![]()
© 2013 Steve Campsall
| grammar and other analytical methods or 'frameworks' |
This page is aimed at you only if you're taking an A-level in English Language so if you aren't, you can skip it by clicking here!
On your course, you'll be needing to use several 'linguistic methods' to help you analyse texts in a methodical manner (being methodical in your analysis is an aspect of the mark scheme). These are often referred to as the analytical frameworks. As you will have guessed by now, a key framework is grammar but to remind you of them all, on this page, you'll find a summary of each one.
TOP-TIP! Many students ignore grammar when they analyse texts. This loses marks and irritates examiners because grammar is a fundamental aspect of all language use. So, if you want top grades:

ANALYTICAL
METHODS
Here are the analytical methods
or frameworks you'll need for your course.
You'll find a brief
explanation of each method below, along with a hyperlinked extended explanation if you need it.
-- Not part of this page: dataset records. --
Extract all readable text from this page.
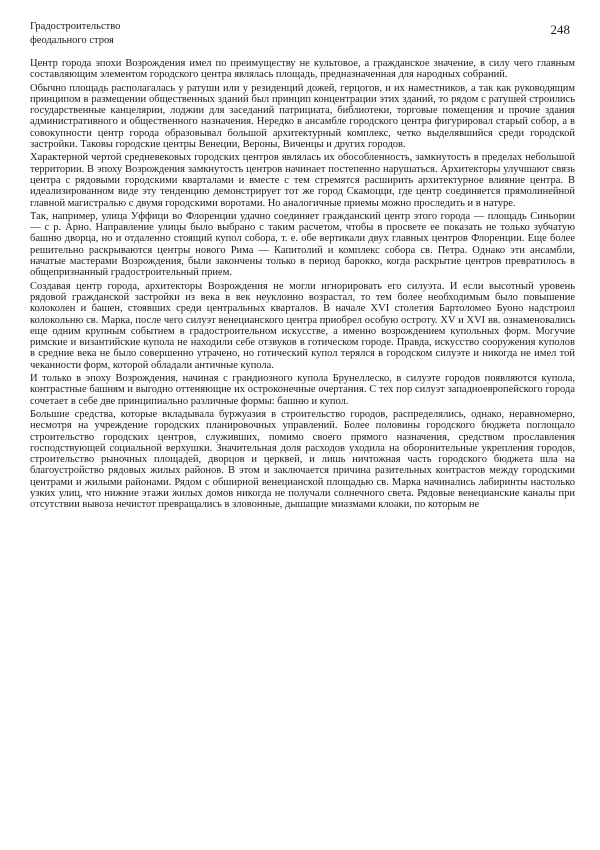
Градостроительство
феодального строя
248

Центр города эпохи Возрождения имел по преимуществу не культовое, а гражданское значение, в силу чего главным составляющим элементом городского центра являлась площадь, предназначенная для народных собраний.

Обычно площадь располагалась у ратуши или у резиденций дожей, герцогов, и их наместников, а так как руководящим принципом в размещении общественных зданий был принцип концентрации этих зданий, то рядом с ратушей строились государственные канцелярии, лоджии для заседаний патрициата, библиотеки, торговые помещения и прочие здания административного и общественного назначения. Нередко в ансамбле городского центра фигурировал старый собор, а в совокупности центр города образовывал большой архитектурный комплекс, четко выделявшийся среди городской застройки. Таковы городские центры Венеции, Вероны, Виченцы и других городов.

Характерной чертой средневековых городских центров являлась их обособленность, замкнутость в пределах небольшой территории. В эпоху Возрождения замкнутость центров начинает постепенно нарушаться. Архитекторы улучшают связь центра с рядовыми городскими кварталами и вместе с тем стремятся расширить архитектурное влияние центра. В идеализированном виде эту тенденцию демонстрирует тот же город Скамоцци, где центр соединяется прямолинейной главной магистралью с двумя городскими воротами. Но аналогичные приемы можно проследить и в натуре.

Так, например, улица Уффици во Флоренции удачно соединяет гражданский центр этого города — площадь Синьории — с р. Арно. Направление улицы было выбрано с таким расчетом, чтобы в просвете ее показать не только зубчатую башню дворца, но и отдаленно стоящий купол собора, т. е. обе вертикали двух главных центров Флоренции. Еще более решительно раскрываются центры нового Рима — Капитолий и комплекс собора св. Петра. Однако эти ансамбли, начатые мастерами Возрождения, были закончены только в период барокко, когда раскрытие центров превратилось в общепризнанный градостроительный прием.

Создавая центр города, архитекторы Возрождения не могли игнорировать его силуэта. И если высотный уровень рядовой гражданской застройки из века в век неуклонно возрастал, то тем более необходимым было повышение колоколен и башен, стоявших среди центральных кварталов. В начале XVI столетия Бартоломео Буоно надстроил колокольню св. Марка, после чего силуэт венецианского центра приобрел особую остроту. XV и XVI вв. ознаменовались еще одним крупным событием в градостроительном искусстве, а именно возрождением купольных форм. Могучие римские и византийские купола не находили себе отзвуков в готическом городе. Правда, искусство сооружения куполов в средние века не было совершенно утрачено, но готический купол терялся в городском силуэте и никогда не имел той чеканности форм, которой обладали античные купола.

И только в эпоху Возрождения, начиная с грандиозного купола Брунеллеско, в силуэте городов появляются купола, контрастные башням и выгодно оттеняющие их остроконечные очертания. С тех пор силуэт западноевропейского города сочетает в себе две принципиально различные формы: башню и купол.

Большие средства, которые вкладывала буржуазия в строительство городов, распределялись, однако, неравномерно, несмотря на учреждение городских планировочных управлений. Более половины городского бюджета поглощало строительство городских центров, служивших, помимо своего прямого назначения, средством прославления господствующей социальной верхушки. Значительная доля расходов уходила на оборонительные укрепления городов, строительство рыночных площадей, дворцов и церквей, и лишь ничтожная часть городского бюджета шла на благоустройство рядовых жилых районов. В этом и заключается причина разительных контрастов между городскими центрами и жилыми районами. Рядом с обширной венецианской площадью св. Марка начинались лабиринты настолько узких улиц, что нижние этажи жилых домов никогда не получали солнечного света. Рядовые венецианские каналы при отсутствии вывоза нечистот превращались в зловонные, дышащие миазмами клоаки, по которым не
Much better, if you haven't already, download the free guides to textual analysis, below!
![]()
Download your two free guides
to textual analysis
| GRAPHOLOGY | Concerns what the ye can see, so is the very first aspect of a text that the mind perceives. Thus it refers to the effects created by key aspects of form - specifically of appearance and layout. You'll be analysing such things as the effects of shape of the text, the writer's choices of language features such as paragraphing, headlines, images, layout, tables, bullets, sub-headings, font styles and so on. Graphology is too easily misunderstood and analysed badly. It can be a central aspect of the way a text is perceived and thus interpreted because we enter the world of texts from a very eary age and become culturally conditioned to respond to different genres in quite set ways. It is the graphological aspects of a text that define its genre. Think about your culturally conditioned responses to such texts as: the Times masthead and general layout; the use of a logo at the top of a letter; an envelope with the words "Inland Revenue" on (if you were a tax payer), and so on. |
| LEXIS | ...analysing and discussing important stylistic aspects relating to word choice. When our mind wants to communicate its thoughts, ideas and feelings, words are its first port of call. The choice of words will be determined to some degree by aspects of genre, context, audience and purpose. Language is a combination of word choice and grammar - thus lexis and grammar can never be ignored and, analysed and discussed effectively, can lead to high quality analyses. Aspects of word choices that might stand out are: the number of syllables in typical key words; "Latinate" formal choices; euphemistic choices; hyperbolic choices; low-frequency lexical choices, and so on. Much of this crosses with semantics - which see below. |
| GRAMMAR | ...analysing and discussing important aspects of a text's sentence construction, that is either the syntax or word order and morphology or word formation. |
| SEMANTICS | ...analysing and discussing key aspects of meaning. Meaning can be generated through denotation (the basic meaning of a word) or connotation (words used in ways that suggest layers of meaning beyond the denotation, such as 'ideologically loaded' words, e.g. the word "yobs" in this tabloid "Yobs Rule Inner Cities" or the words "hero" and "coward" in, "She married a hero, not the coward he was soon to become". |
| PRAGMATICS | ...analysing and discussing the way the semantic aspects of some language is generated by implication, e.g. When Marje says to Homer, "No more donuts, Homie" he infers she is referring indirectly to his waist size. |
| DISCOURSE | ...analysing and discussing a text within its full original cultural and social context. All effective textual analyses should be like this, so on your course, your aim is always to carry out a discourse analysis. |
| PHONOLOGY | ...analysing and discussing a text at the level of the effects created by the sound of its words. |
| DISCOURSE STRUCTURE | ...discussing aspects of how a text has been made to seem entirely fluent, coherent and unified. Think of the way a persuasive letter is linked by 'discourse markers' such as, "Subsequently...', 'As a result', 'In concluiuson', and so on, or the way a story moves seamlessly, yet seemingly naturally, from opening through to climax and resolution. |
TOP TIP! Never apply all methods to all texts. Work out which methods will be the most subtly revealing of key aspects concerning how the text has been created for a particular genre, context (both of production and reception), audience and purpose.